Category of site: Mixed site
Located on the western rim of the Sichuan Basin, in Southwest China’s Sichuan province, Emei Mountain is one of the four scared Buddhist mountains of China.
There are a number of threatened species, some being endemic to Emei Mountain. Atop the Golden Summit, which is 3,077m high, one can enjoy the sunrise, seas of clouds, the “Buddha’s halo” and the sunset glow. Emei Mountain’s history has been recorded for over 2,000 years, during which time a rich Buddhist cultural heritage has accumulated.

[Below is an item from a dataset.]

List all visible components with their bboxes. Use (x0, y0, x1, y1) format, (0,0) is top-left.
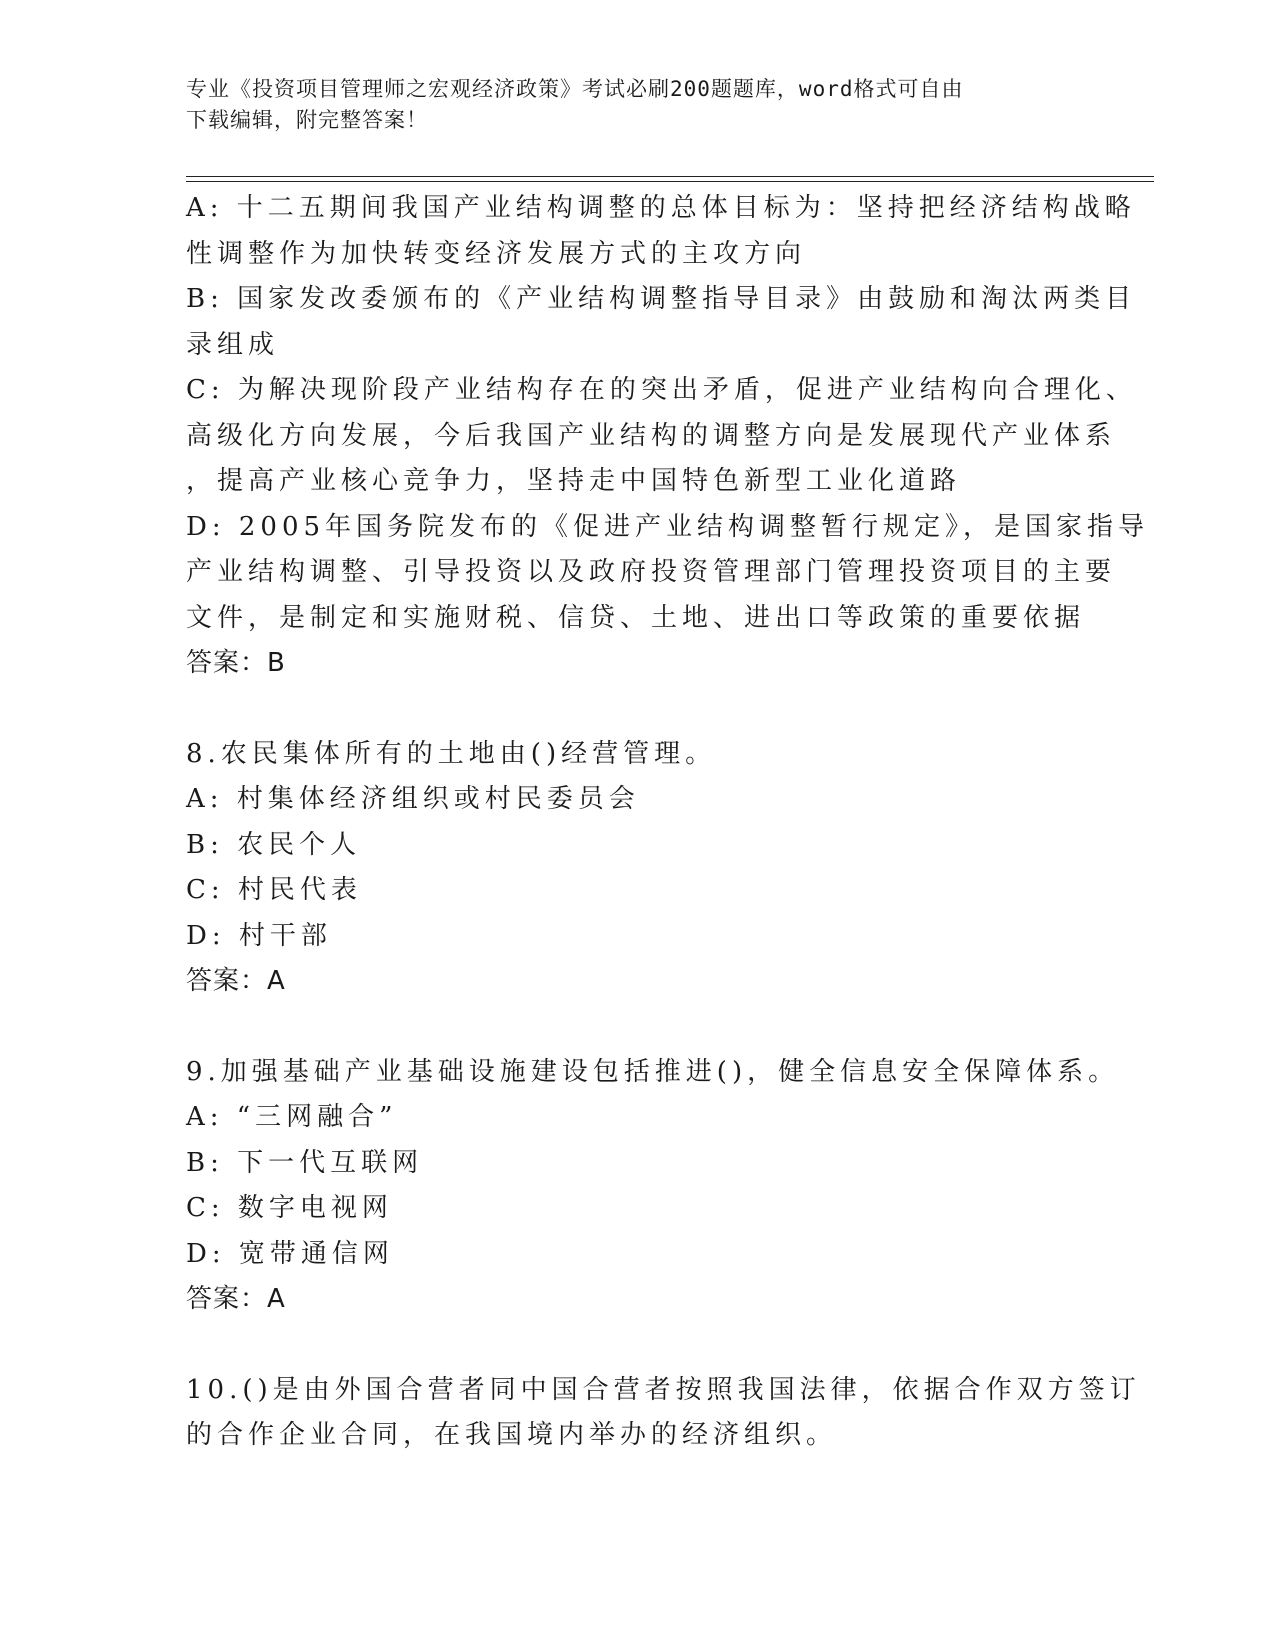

The Leshan Giant Buddha scenic area, which covers 2.5 sq. km, is famous for its Giant Buddha statue, said to be the biggest Buddha statue in the world. The way in which the cultural features have been integrated with the natural scenery is considered to be a precious legacy. The Giant Buddha statue, carved on the mountain, stands 71m high, with its back against Mount Jiuding and facing the confluence of the Minjiang River, Dadu and Qingyi rivers. There are more than 90 stone carvings and Buddhist shrines on both sides of the Giant Buddha.
It was made a UNESCO World Natural Heritage Site in 1996.
Emei Mountain is blessed with a world-acclaimed natural heritage. Below are details of selected items of the landscape, geomorphic features, vegetation and fauna. The site contains a diverse natural environment. Along the 60 kilometers-long trail up to the mountain there are hundreds of natural scenic spots, for example, the Palaces in Clouds, Sunrise on the Golden Summit, Surging Spring and Leshan Giant Buddha. The world’s highest stone statue of Maitreya is carved on Mount Lingyun, facing the Dadu River. Viewed from a distance, the mountain is in the figure of a Buddha while the Giant Buddha also looks like a mountain. The cultural heritage is in perfect harmony with the natural landscape.
The most varied topography of Emei Mountain includes a range of landscapes featuring high peaks and deep gullies. These landscapes are a direct result of the special geological structure of Emei Mountain. The majority of the late Precambrian sedimentary strata are well developed. The Emei Mountain basalt of late the Permian is of particular stratigraphic significance.
With large number of cultural and historic relics, Emei Mountain and the Leshan Giant Buddha scenic area contain a rich historic and monumental legacy. They are a common heritage of mankind.
On Emei Mountain, there are over 30 temples, 10 of them large and very old; they are in local traditional style and most are built on hillsides, taking advantage of the terrain. In the selection of the site, design, and construction they are masterpieces of great originality and ingenuity. The advanced architectural and building techniques are the quintessence of Chinese temple architecture.
Associated with these temples are some of the most important cultural treasures of China, including the remarkable Leshan Giant Buddha, carved in the 8th century out of the hillside of Xijuo Peak. Facing the confluence of the Minjiang, Dadu and Qingyi rivers, it is the tallest Buddha sculpture in the world at 71 meters.
Buddha’s halo and Holy lights
This is a special physical phenomenon. When the sun projects the shadow of the viewer on the clouds in front of him or her, ice crystals and tiny drops of water in the clouds may reflect the light to form a rainbow around the shadow. Only in few places with the appropriate synchronization of light, landform and clouds can the halo be enjoyed.
On evenings when the moon cannot be observed (either in the early or late period of a lunar month), and after rain, tourists may see countless shining balls of light rising from the foot of the cliff and floating up in the air. This is the mysterious scene of holy lights.